關蔭還真被人攔住了。


    幾位身材壯碩的青年,在路上牽著一匹馬把班車攔住了。


    “關,下來咱們聊聊天兒。”幾個家夥跑後排招手。


    關蔭睡得迷迷糊糊的,他就記著售票員妹子特熱情,小虎牙一亮笑得和大草原上的太陽一樣幹淨,於是就跟人家學蒙語,學著學著就不知道咋的就睡著了。


    車一停,他還以為到地方呢,結果一看是幾個漢子在叫他。


    這就讓關老師心情很不美麗了。


    “不下,”關老師傲嬌,“除非你們把那牛肉幹給我多給點!”


    幾個青年哈哈大笑,從馬鞍上解下袋子,一揮手扔了上去,還有個從牽著的馬背上取了一壺奶酒,舉手道:“敢不敢來點?”


    還敢不敢來點,這玩意兒喝一兩有啥影響嗎?


    “不敢,我才不酒駕。”關蔭搖頭,嘴裏塞一把牛肉幹咯吱咯吱吃,跟人售票員妹子打個招呼,拉開車窗提著行李從窗子鑽了出去。


    這人不走尋常路大夥兒都知道。


    “估計是邀請參加那達慕大會的吧。”車上的人們猜測。


    真是。


    關蔭跳到地上立馬去找駿馬,話說這時空咱大草原的駿馬個頭可不低啊!


    從崇禎爺那會兒起,草原南部就有專門的馬場,每一個馬場都要配備醫館,既醫人,也治馬,還要做一些基礎的科學研究工作,到承宗皇帝時期,大草原上的馬種就改良了,當初王八蛋打過來的時候,放著他們的東洋馬不騎,對我們的改良馬覬覦得很,據說搶了一些研究材料,後來還發展成他們自己的馬種了呢。


    這幾位同胞帶給他的那匹棗紅馬,從頭到腳足足有一米八,馬背到地也有足一米五,看牙口,是一匹五六歲的大公馬,安檢轡頭用的都是很有特色的東西。


    關蔭先看馬肚子又看牙口,這顯然很讓同胞們高興。


    這家夥不玩虛的,說知道啥人真懂。


    但是你敢騎上跟我們撒歡兒嗎?


    “走,咋說也得溜達一圈兒。
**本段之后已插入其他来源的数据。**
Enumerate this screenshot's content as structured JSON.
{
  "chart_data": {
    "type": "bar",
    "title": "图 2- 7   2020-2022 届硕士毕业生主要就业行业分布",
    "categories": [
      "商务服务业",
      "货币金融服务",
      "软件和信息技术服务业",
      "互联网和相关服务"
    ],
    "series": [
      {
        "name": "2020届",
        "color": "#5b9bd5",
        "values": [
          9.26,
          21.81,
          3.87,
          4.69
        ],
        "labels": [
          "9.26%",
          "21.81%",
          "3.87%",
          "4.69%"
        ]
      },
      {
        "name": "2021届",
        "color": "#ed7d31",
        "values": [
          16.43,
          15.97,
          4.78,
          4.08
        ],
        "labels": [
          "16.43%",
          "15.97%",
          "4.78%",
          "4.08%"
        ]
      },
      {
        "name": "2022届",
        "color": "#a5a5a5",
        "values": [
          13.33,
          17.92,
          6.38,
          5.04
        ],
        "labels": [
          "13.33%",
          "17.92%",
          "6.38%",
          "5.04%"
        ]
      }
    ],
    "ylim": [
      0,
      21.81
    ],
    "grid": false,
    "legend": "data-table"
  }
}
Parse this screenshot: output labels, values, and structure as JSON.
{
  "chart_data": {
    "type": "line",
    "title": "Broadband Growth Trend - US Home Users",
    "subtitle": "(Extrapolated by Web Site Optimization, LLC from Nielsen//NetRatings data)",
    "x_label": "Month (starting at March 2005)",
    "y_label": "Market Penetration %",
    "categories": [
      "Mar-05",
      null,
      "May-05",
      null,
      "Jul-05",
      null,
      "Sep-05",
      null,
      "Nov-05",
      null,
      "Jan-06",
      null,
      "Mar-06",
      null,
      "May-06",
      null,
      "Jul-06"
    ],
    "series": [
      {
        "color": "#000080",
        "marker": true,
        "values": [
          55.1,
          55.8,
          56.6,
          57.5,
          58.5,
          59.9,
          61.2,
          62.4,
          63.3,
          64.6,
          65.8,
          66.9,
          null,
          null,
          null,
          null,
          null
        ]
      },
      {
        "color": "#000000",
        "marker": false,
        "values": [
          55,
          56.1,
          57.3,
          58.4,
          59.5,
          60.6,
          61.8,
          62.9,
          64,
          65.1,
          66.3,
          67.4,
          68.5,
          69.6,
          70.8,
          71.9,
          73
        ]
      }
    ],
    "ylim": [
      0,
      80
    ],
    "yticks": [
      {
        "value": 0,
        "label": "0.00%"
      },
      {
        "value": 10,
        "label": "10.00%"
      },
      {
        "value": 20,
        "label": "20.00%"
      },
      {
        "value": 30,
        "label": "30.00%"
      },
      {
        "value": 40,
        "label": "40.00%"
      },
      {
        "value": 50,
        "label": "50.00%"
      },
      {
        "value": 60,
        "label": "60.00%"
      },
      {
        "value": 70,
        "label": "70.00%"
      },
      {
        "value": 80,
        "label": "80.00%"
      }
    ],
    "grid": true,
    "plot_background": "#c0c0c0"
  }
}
”關蔭翻身上馬提著馬韁繩嚷嚷。


    他感覺自己骨子裏就有當將軍的基因。


    真的!


    這一點估計大多數男孩子都有。


    坐車那當然輕鬆,但誰沒做過縱馬馳騁的夢啊?


    馬背,才是男子漢向往的戰場!


    當然了,你讓關蔭騎著馬去跟坦克對衝他肯定不幹。


    咱家有戰馬,也有很多鐵馬,五九大爺寶刀尚未老,虎狼豹正處於當打之年,你讓我騎著戰馬跟你對衝?


    我一五九負重輪呼死你個王八蛋信不?


    關蔭剛迷迷糊糊的,一上馬頓時跟換了個人似的。


    遼闊無垠的大草原你隻管跟著太陽走,累死你之前要能走完算你厲害。


    馬蹄得得一行好漢就跟古代的騎卒一樣,一會兒衝出個一字,一會兒擺開雁陣,因為人少,也就沒有擺s型給大家看。


    直到駿馬跑出狀態,關蔭提起韁繩,讓駿馬小步慢跑鬆弛著,自己跟幾個同胞聊起了那達幕大會來。


    “開拍之後第一段劇情肯定要往後延遲,到時候一定要參加一下那達慕,聽說搏克手很多,我不服。怎麽著,那也得給我個機會,奪取一下最強搏克手的光榮稱號啊,我感覺我挺適合搶了往屆最佳搏克手的項圈,拿到那枚獎杯的。”關蔭覺著挺謙虛。


    幾個同胞鼻孔裏往外噴嘲諷。


    那搏克手的稱號我們也想要啊。


    那是你想要就能拿到的?


    你得有真本事。


    一青年邀請:“要不咱們先試試吧你先過了我這關。”


    很難?


    那家夥笑的很猖獗:“抱歉,哥們就去年的搏克手,你出去打聽打聽,方圓八百公裏以內誰不知道布日古德是個棒小夥子?”


    是嗎?


    關蔭挑挑眉:“這麽說沒少鑽過琪琪格們的帳篷,沒少挨過娜仁托婭們的打?”


    一幫壞痞哈哈大笑,心裏倒是奇怪這家夥怎麽對草原上的事情還有點了解?


    布日古德就是雄鷹的意思,琪琪格是花兒,娜仁托婭是霞光,這是這裏的同胞起名字比較多的一些代表性的吉祥的好名兒。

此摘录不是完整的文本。